Лавочник поначалу не хотел продавать «камни», утверждая, что с ними ему удобнее торговать, но я набавлял цену, накидывая по денье-другому и изображая упрямого аристократа, которому вожжа под хвост попала. Когда предложенная цена достигла половины безанта, лавочник не устоял. Получив деньги, он отлепил от «камней» свои железки, сложив их в корзинку, затем передал куски магнетита Ульриху, сложившему их в мешок вместе с купленными гвоздями и подковами, которые тут же примагнитились к «камням». После этого мы покинули лавку, направившись к постоялому двору.
Ульрих поначалу помалкивал, но, когда мы прошли где-то полпути, он не выдержал:
— Как же так, герр де Лонэ? Это же просто железная руда, я знаю. Ну железки к ней липнут. Бывает такая, хоть и редко. Купцы иногда с севера привозят. За что тут платить полбезанта? Не стоит она столько! Да она и десятой части не стоит!
— Стоит, Ульрих, стоит. Уж поверь. Это не просто железная руда. Из неё мы сделаем такую штуку, с которой не заблудимся ни в море, ни на суше. Сам всё увидишь. Тебе с братом и придётся с ней поработать. Вас ведь отец учил добывать металл из руды?

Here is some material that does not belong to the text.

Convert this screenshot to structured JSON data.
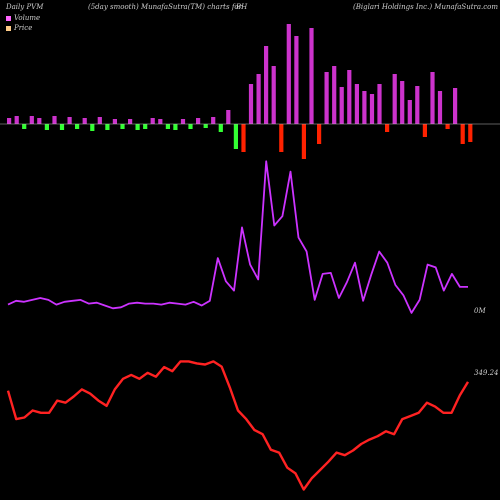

— Учил, ага! — заинтересованно кивнул Ульрих, выслушав меня. И, помолчав, робко спросил:
— Это Святой Януарий, герр де Лонэ?
Ну не могу я разочаровывать людей, которые так на меня смотрят! Однако врать не хотелось, и я просто развёл руками перед восхищённым парнем. Вообще-то, компас в эти времена уже больше ста лет как изобретён. Только в Китае, где появился около 1042 года, по рассказам моих друзей-мореманов из моей прошлой жизни. Но в Европе он пока неизвестен, изобретут его в конце века, не то в восьмидесятых, не то в девяностых годах XII столетия. Вот только мне он нужен сейчас и здесь. Осталось всего лишь его сделать, надеюсь, моих познаний для этого хватит.